Si parla di più e più volentieri a mezzo stampa, lasciando commenti e pensieri, politicamente a luce rossa, a qualsiasi agenzia di stampa pur di condividire la situazione di malcontento; lo sfascio politico del Senato che la presidente Casellati ha gestito con la giusta foga a volte di un buttafuori adesso fa i conti con le macerie.
Una destra poco centrista e molto confusa incapace di gestire il momento sottovoce preferendo dar voce ai proclami urlati. Ci sono i Salvini e le Meloni forse forti di un consenso che striscia via social ma che "nelle stanze che contano" si è un po' perso, ci sono defezioni nel partito caro al presidente Berlusconi non a torto viziate nel giudizio: il sospetto che le defezioni forziste che hanno salvato (o contribuito almeno a salvarlo) l'avvocato Conte siano avvenute sotto la regia del presidente azzurro è pensiero diffuso.
E poi c'è il centro, un centro democratico, zibaldonesco, dove confluiscono esuli erranti dai vari partiti e/o movimento sorti e caduti nel giro di mezza legislatura. Una fetta invogliante di voti prima ancora che di uomini, capaci quando serve, ma serviva davvero?, di essere l'ago della bilancia della politica italiana.
Se tutto questo trambusto ha sancito la fine del Matteo toscano, ha anche sancito quanto poco possa durare la sinistra così come è ora.
Zingaretti e i suoi sono al governo a tavolino, coi Cinque stelle in una maggioranza che più innaturale di così non si potrebbe.
E se i piddini sono tutto sommato in equilibrio i pentastellati dopo il silenzio di questi giorni torneranno a far di conto con le beghe interne che dall'inizio della legislatura li coinvolgono.
L'aspetto che forse a tanti è sfuggita in questa fiducia molto minimal con cui si è permesso di fare sopravvivere il governo dell'avvocato Conte è che li stesso burlando quasi quell'"aiutateci" ha pure seminato nel vento viziatoato delle Camere i germogli di quello che presto o tardi sarà il suo partito, in quel gruppo misto che sta al centro della tavola, che invoglia i commensali come il migliore dei carrelli dei bolliti.
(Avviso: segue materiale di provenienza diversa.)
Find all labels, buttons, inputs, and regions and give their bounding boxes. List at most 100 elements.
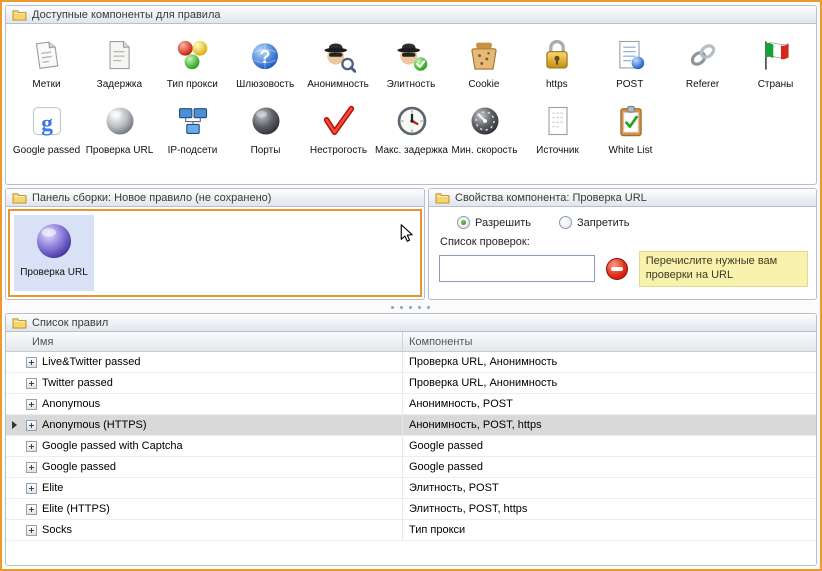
expand-plus-icon[interactable] xyxy=(26,525,37,536)
radio-allow[interactable]: Разрешить xyxy=(457,216,531,229)
radio-deny-circle[interactable] xyxy=(559,216,572,229)
component-item[interactable]: IP-подсети xyxy=(156,103,229,156)
component-item[interactable]: Макс. задержка xyxy=(375,103,448,156)
component-label: Нестрогость xyxy=(302,145,375,156)
radio-allow-label: Разрешить xyxy=(475,217,531,229)
middle-row: Панель сборки: Новое правило (не сохране… xyxy=(5,188,817,300)
component-item[interactable]: Страны xyxy=(739,37,812,90)
column-header-components[interactable]: Компоненты xyxy=(402,332,816,351)
radio-deny-label: Запретить xyxy=(577,217,630,229)
component-label: Referer xyxy=(666,79,739,90)
component-item[interactable]: White List xyxy=(594,103,667,156)
table-row[interactable]: Twitter passedПроверка URL, Анонимность xyxy=(6,373,816,394)
assembly-item[interactable]: Проверка URL xyxy=(14,215,94,291)
component-label: Метки xyxy=(10,79,83,90)
component-label: Cookie xyxy=(447,79,520,90)
table-row[interactable]: AnonymousАнонимность, POST xyxy=(6,394,816,415)
rule-components-cell: Тип прокси xyxy=(402,520,816,540)
note-icon xyxy=(28,37,64,73)
table-row[interactable]: EliteЭлитность, POST xyxy=(6,478,816,499)
component-item[interactable]: POST xyxy=(593,37,666,90)
component-item[interactable]: Referer xyxy=(666,37,739,90)
expand-plus-icon[interactable] xyxy=(26,462,37,473)
radio-row: Разрешить Запретить xyxy=(457,216,808,229)
properties-panel: Свойства компонента: Проверка URL Разреш… xyxy=(428,188,817,300)
component-label: POST xyxy=(593,79,666,90)
checks-input[interactable] xyxy=(439,255,595,282)
checks-list-label: Список проверок: xyxy=(440,236,808,248)
expand-plus-icon[interactable] xyxy=(26,357,37,368)
folder-icon xyxy=(12,8,27,21)
table-row[interactable]: Live&Twitter passedПроверка URL, Анонимн… xyxy=(6,352,816,373)
component-item[interactable]: Задержка xyxy=(83,37,156,90)
rule-name: Socks xyxy=(42,524,72,536)
assembly-body: Проверка URL xyxy=(6,207,424,299)
component-item[interactable]: Порты xyxy=(229,103,302,156)
expand-plus-icon[interactable] xyxy=(26,504,37,515)
row-gutter xyxy=(6,457,22,477)
radio-allow-circle[interactable] xyxy=(457,216,470,229)
folder-icon xyxy=(435,191,450,204)
column-header-name[interactable]: Имя xyxy=(22,332,402,351)
whitelist-icon xyxy=(613,103,649,139)
component-label: White List xyxy=(594,145,667,156)
component-label: Мин. скорость xyxy=(448,145,521,156)
component-item[interactable]: Google passed xyxy=(10,103,83,156)
sphere-gray-icon xyxy=(102,103,138,139)
component-item[interactable]: Метки xyxy=(10,37,83,90)
google-icon xyxy=(29,103,65,139)
row-gutter xyxy=(6,478,22,498)
rule-name-cell: Twitter passed xyxy=(22,373,402,393)
cookie-icon xyxy=(466,37,502,73)
component-item[interactable]: https xyxy=(520,37,593,90)
rule-name: Anonymous (HTTPS) xyxy=(42,419,147,431)
horizontal-splitter[interactable] xyxy=(5,303,817,310)
header-gutter xyxy=(6,332,22,351)
rules-panel-title: Список правил xyxy=(32,317,108,329)
spy-elite-icon xyxy=(393,37,429,73)
component-label: Проверка URL xyxy=(83,145,156,156)
component-item[interactable]: Тип прокси xyxy=(156,37,229,90)
component-item[interactable]: Шлюзовость xyxy=(229,37,302,90)
component-label: Страны xyxy=(739,79,812,90)
folder-icon xyxy=(12,191,27,204)
check-red-icon xyxy=(321,103,357,139)
assembly-drop-area[interactable]: Проверка URL xyxy=(8,209,422,297)
flag-icon xyxy=(758,37,794,73)
table-row[interactable]: Elite (HTTPS)Элитность, POST, https xyxy=(6,499,816,520)
components-panel-header: Доступные компоненты для правила xyxy=(6,6,816,24)
network-icon xyxy=(175,103,211,139)
expand-plus-icon[interactable] xyxy=(26,378,37,389)
rule-name-cell: Anonymous (HTTPS) xyxy=(22,415,402,435)
table-row[interactable]: Google passedGoogle passed xyxy=(6,457,816,478)
component-item[interactable]: Нестрогость xyxy=(302,103,375,156)
table-row[interactable]: Socks Тип прокси xyxy=(6,520,816,541)
properties-body: Разрешить Запретить Список проверок: Пер… xyxy=(429,207,816,299)
expand-plus-icon[interactable] xyxy=(26,399,37,410)
gauge-icon xyxy=(467,103,503,139)
component-item[interactable]: Проверка URL xyxy=(83,103,156,156)
rules-table-body: Live&Twitter passedПроверка URL, Анонимн… xyxy=(6,352,816,565)
rule-name-cell: Socks xyxy=(22,520,402,540)
component-item[interactable]: Элитность xyxy=(375,37,448,90)
component-item[interactable]: Cookie xyxy=(447,37,520,90)
clock-icon xyxy=(394,103,430,139)
folder-icon xyxy=(12,316,27,329)
components-row-1: МеткиЗадержкаТип проксиШлюзовостьАнонимн… xyxy=(6,37,816,90)
post-icon xyxy=(612,37,648,73)
component-item[interactable]: Мин. скорость xyxy=(448,103,521,156)
expand-plus-icon[interactable] xyxy=(26,441,37,452)
rule-name: Anonymous xyxy=(42,398,100,410)
table-row[interactable]: Anonymous (HTTPS)Анонимность, POST, http… xyxy=(6,415,816,436)
remove-check-button[interactable] xyxy=(606,258,628,280)
rule-name-cell: Google passed with Captcha xyxy=(22,436,402,456)
radio-deny[interactable]: Запретить xyxy=(559,216,630,229)
expand-plus-icon[interactable] xyxy=(26,483,37,494)
table-row[interactable]: Google passed with CaptchaGoogle passed xyxy=(6,436,816,457)
component-label: Макс. задержка xyxy=(375,145,448,156)
hint-text: Перечислите нужные вам проверки на URL xyxy=(639,251,808,287)
expand-plus-icon[interactable] xyxy=(26,420,37,431)
properties-panel-header: Свойства компонента: Проверка URL xyxy=(429,189,816,207)
component-item[interactable]: Анонимность xyxy=(302,37,375,90)
component-item[interactable]: Источник xyxy=(521,103,594,156)
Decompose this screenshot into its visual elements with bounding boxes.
Riprenderanno i lavori per vaccinazioni (nota dolentissima di questo governo incapace di incrociare esigenze sanitarie e consegne dei vaccini), DPCM multicolore, attivazioni del Ristori Quinques e quindi discussione dello Scostamento di bilancio, Recovery Plan.
Come direbbero i più colti, di carne al fuoco ce n'è e forse capiremo anche noi del popolino come uscirne. Spaventa il fumo di questo fuoco che potrà offuscare la nostra vista e potremmo non accorgerci fra le note di agenzia che l'avvocato Conte ha presentato formale richiesta per creare un suo partito/ movimento.
Ipotesi questa tutt'altro che lontana, specie ora che l'avvocato ha salvato capra, cavoli e poltrona.